The Aces on Bridge: Wednesday, August 28th, 2019
You can build a throne with bayonets, but it’s difficult to sit on it.
Boris Yeltsin
W | North |
---|---|
Both | ♠ K 10 8 ♥ 7 6 ♦ K Q J 4 ♣ A K 7 5 |
West | East |
---|---|
♠ A 3 ♥ Q 8 3 ♦ 9 5 3 2 ♣ J 10 9 3 |
♠ J 6 ♥ K J 9 5 2 ♦ A 10 8 7 ♣ Q 6 |
South |
---|
♠ Q 9 7 5 4 2 ♥ A 10 4 ♦ 6 ♣ 8 4 2 |
South | West | North | East |
---|---|---|---|
Pass | 1 ♣ | Pass | |
1 ♠ | Pass | 1 NT * | Pass |
2 ♣ * * | Pass | 2 ♠ | Pass |
3 ♠ | Pass | 4 ♠ | All pass |
*15-17 points
**Starting an invitational sequence
♣J
The Daily Bulletins at the World Youth Teams often rely on input not only from the players, but also from the coaches and captains of the teams. Today’s exhibit, from the France-Finland match, was reported by Kees Tammens and provided to him by Christophe Oursel, the French coach and a strong player in his own right.
The deal features a delightful coup executed by Aleksi Aalto of the Finland team. You would certainly consider it a candidate for the shortlist of Best Play by a Junior.

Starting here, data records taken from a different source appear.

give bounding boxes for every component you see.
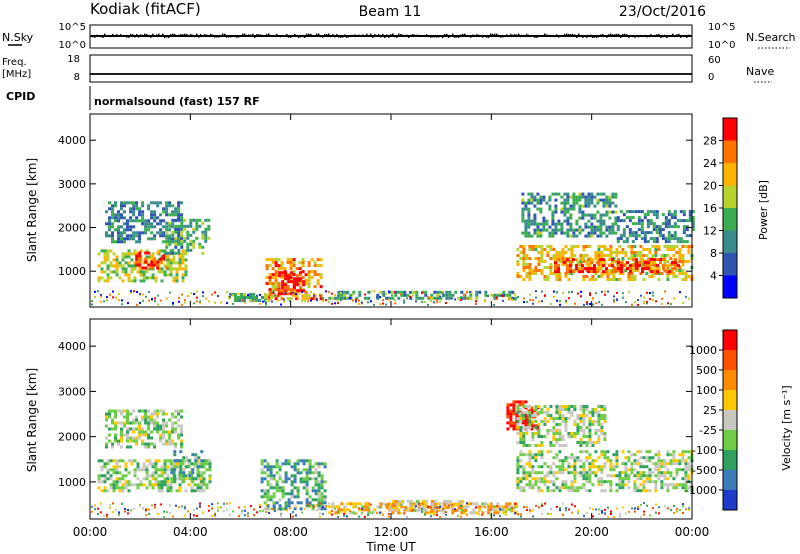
freq-unit-label: [MHz] — [2, 69, 31, 80]
colorbar-swatch — [723, 185, 737, 208]
velocity-data — [91, 400, 694, 518]
y-tick-label: 1000 — [58, 265, 86, 278]
colorbar-swatch — [723, 430, 737, 450]
x-axis: 00:00 04:00 08:00 12:00 16:00 20:00 00:00 — [73, 114, 710, 539]
beam-title: Beam 11 — [359, 4, 422, 20]
velocity-colorbar-label: Velocity [m s⁻¹] — [780, 385, 793, 470]
colorbar-swatch — [723, 140, 737, 163]
colorbar-swatch — [723, 410, 737, 430]
y-tick-label: 2000 — [58, 431, 86, 444]
heatmap-region — [278, 271, 306, 296]
heatmap-region — [521, 192, 618, 238]
freq-tick-top: 18 — [67, 54, 80, 65]
colorbar-tick-label: 25 — [703, 404, 717, 417]
x-tick-label: 12:00 — [374, 525, 409, 539]
heatmap-region — [135, 251, 169, 270]
nave-tick-top: 60 — [708, 55, 721, 66]
colorbar-swatch — [723, 350, 737, 370]
heatmap-region — [260, 459, 327, 511]
colorbar-swatch — [723, 470, 737, 490]
nsearch-tick-top: 10^5 — [708, 22, 735, 33]
colorbar-swatch — [723, 163, 737, 186]
colorbar-tick-label: 28 — [703, 135, 717, 148]
colorbar-tick-label: 1000 — [689, 344, 717, 357]
x-tick-label: 04:00 — [173, 525, 208, 539]
power-colorbar: 28 24 20 16 12 8 4 — [703, 117, 738, 299]
heatmap-region — [386, 500, 467, 512]
y-tick-label: 1000 — [58, 476, 86, 489]
colorbar-swatch — [723, 370, 737, 390]
colorbar-tick-label: 4 — [710, 270, 717, 283]
power-colorbar-label: Power [dB] — [757, 180, 770, 240]
nsearch-label: N.Search — [746, 31, 796, 44]
nsearch-tick-bottom: 10^0 — [708, 40, 735, 51]
power-data — [91, 192, 695, 306]
power-panel: 4000 3000 2000 1000 Slant Range [km] 28 24 20… — [25, 113, 770, 308]
y-tick-label: 3000 — [58, 178, 86, 191]
nsky-label: N.Sky — [2, 31, 34, 44]
heatmap-region — [554, 258, 680, 274]
status-trace-jitter — [92, 33, 690, 38]
velocity-panel: 4000 3000 2000 1000 Slant Range [km] 1000 50… — [25, 318, 793, 520]
cpid-label: CPID — [6, 90, 35, 103]
station-title: Kodiak (fitACF) — [90, 0, 201, 18]
colorbar-swatch — [723, 230, 737, 253]
heatmap-region — [165, 218, 211, 255]
colorbar-tick-label: -1000 — [685, 484, 717, 497]
freq-label: Freq. — [2, 57, 27, 68]
colorbar-swatch — [723, 490, 737, 510]
heatmap-region — [105, 201, 184, 244]
nave-label: Nave — [746, 65, 774, 78]
ground-scatter — [91, 290, 690, 306]
cpid-panel: CPID normalsound (fast) 157 RF — [6, 86, 260, 110]
colorbar-tick-label: 16 — [703, 202, 717, 215]
colorbar-tick-label: 8 — [710, 247, 717, 260]
power-ylabel: Slant Range [km] — [25, 158, 39, 262]
heatmap-region — [616, 210, 695, 244]
x-tick-label: 16:00 — [474, 525, 509, 539]
x-tick-label: 08:00 — [273, 525, 308, 539]
velocity-colorbar: 1000 500 100 25 -25 -100 -500 -1000 — [685, 329, 738, 511]
cpid-value: normalsound (fast) 157 RF — [94, 95, 260, 108]
x-axis-label: Time UT — [365, 540, 416, 554]
colorbar-swatch — [723, 208, 737, 231]
x-tick-label: 20:00 — [574, 525, 609, 539]
x-tick-label: 00:00 — [73, 525, 108, 539]
y-tick-label: 4000 — [58, 340, 86, 353]
colorbar-swatch — [723, 330, 737, 350]
velocity-ylabel: Slant Range [km] — [25, 368, 39, 472]
colorbar-tick-label: -100 — [692, 444, 717, 457]
colorbar-tick-label: 12 — [703, 225, 717, 238]
nsky-panel: N.Sky 10^5 10^0 10^5 10^0 N.Search — [2, 22, 796, 51]
y-tick-label: 2000 — [58, 222, 86, 235]
nsky-tick-top: 10^5 — [59, 22, 86, 33]
colorbar-swatch — [723, 253, 737, 276]
freq-tick-bottom: 8 — [74, 72, 80, 83]
heatmap-region — [97, 459, 212, 493]
heatmap-region — [105, 409, 184, 449]
nave-tick-bottom: 0 — [708, 72, 714, 83]
colorbar-tick-label: -500 — [692, 464, 717, 477]
colorbar-swatch — [723, 275, 737, 298]
y-tick-label: 3000 — [58, 385, 86, 398]
x-tick-label: 00:00 — [675, 525, 710, 539]
nsky-tick-bottom: 10^0 — [59, 40, 86, 51]
heatmap-region — [170, 450, 204, 484]
colorbar-swatch — [723, 390, 737, 410]
ground-scatter — [91, 502, 690, 518]
colorbar-tick-label: 500 — [696, 364, 717, 377]
freq-panel: Freq. [MHz] 18 8 60 0 Nave — [2, 54, 774, 83]
colorbar-tick-label: 24 — [703, 157, 717, 170]
heatmap-region — [516, 405, 607, 447]
y-tick-label: 4000 — [58, 134, 86, 147]
colorbar-swatch — [723, 118, 737, 141]
colorbar-tick-label: 20 — [703, 180, 717, 193]
colorbar-tick-label: -25 — [699, 424, 717, 437]
heatmap-region — [516, 450, 694, 493]
colorbar-swatch — [723, 450, 737, 470]
colorbar-tick-label: 100 — [696, 384, 717, 397]
date-title: 23/Oct/2016 — [619, 4, 706, 20]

North was playing a weak no-trump, so his rebid showed a balanced 15-17. South showed invitational values and could hardly refuse his own invitation at his next turn.
When West led the club jack, declarer won with the club ace and continued with the diamond queen, taken by the ace. Next came the club queen to dummy’s king. Declarer disposed of one losing club on the diamond king and carried on with a low spade to the spade queen and ace. When West played the master club 10, North followed suit, and what was East to do? If he had ruffed in, the deal would have been over, since one of declarer’s losing hearts would have disappeared, and the other would have gone on the diamond jack.
But without hesitation, East pitched a heart. Now declarer had a tricky decision in the trump suit. He played a spade to the 10, and East made his trump trick after all, with a heart still to come, for down one.
If playing negative doubles, opener must reopen with shortage when the auction gets back to him at a sensible level, whether he has a minimum or a maximum. You don’t have to double if you would pull a penalty double from your partner (for example, with king-queen-jack-fifth of diamonds and a singleton small club, when a two-diamond call is sensible). But here, double and let the chips fall where they may!
BID WITH THE ACES
♠ J 6 ♥ K J 9 5 2 ♦ A 10 8 7 ♣ Q 6 |
South | West | North | East |
---|---|---|---|
Pass | |||
1 ♥ | 1 ♠ | Pass | Pass |
? |
Hi Bobby,
Nicely played by East but South missed a trick. If East has 2C and one spade, he or she has passed with 10 red cards. How likely is this at Junior level, unless modern Juniors have gone strangely reticent. “When I were a lad” we used to bid our heads off!
regards,
Iain
As a follow-up, I’m surprised East didn’t bid 1H anyway. Maybe that refutes my suggestion?
Hi Iain,
Continuing with your main theme, it could be interesting to note how different the defense would be if East had injected the one heart overcall immediately, assuming NS would still have reached the same 4 spade contract after West had raised hearts to the 2 level.
Then West would likely lead a heart with the final result dependent on how the declarer guessed the spades with, of course, the losing option of playing East for a singleton small spade, incurring the setting trick.
Everything different, only because of an early choice of deciding whether to get into the bidding or not.
These close decisions (most of us would bid 1 heart the first round) often mightily lead to different problems resulting in large swings, but the only information we glean from it, is the effect one close action makes or sometimes doesn’t.
At least to me, it emphasizes the exciting difference close decisions make when two different Easts choose two different bids, early in the auction.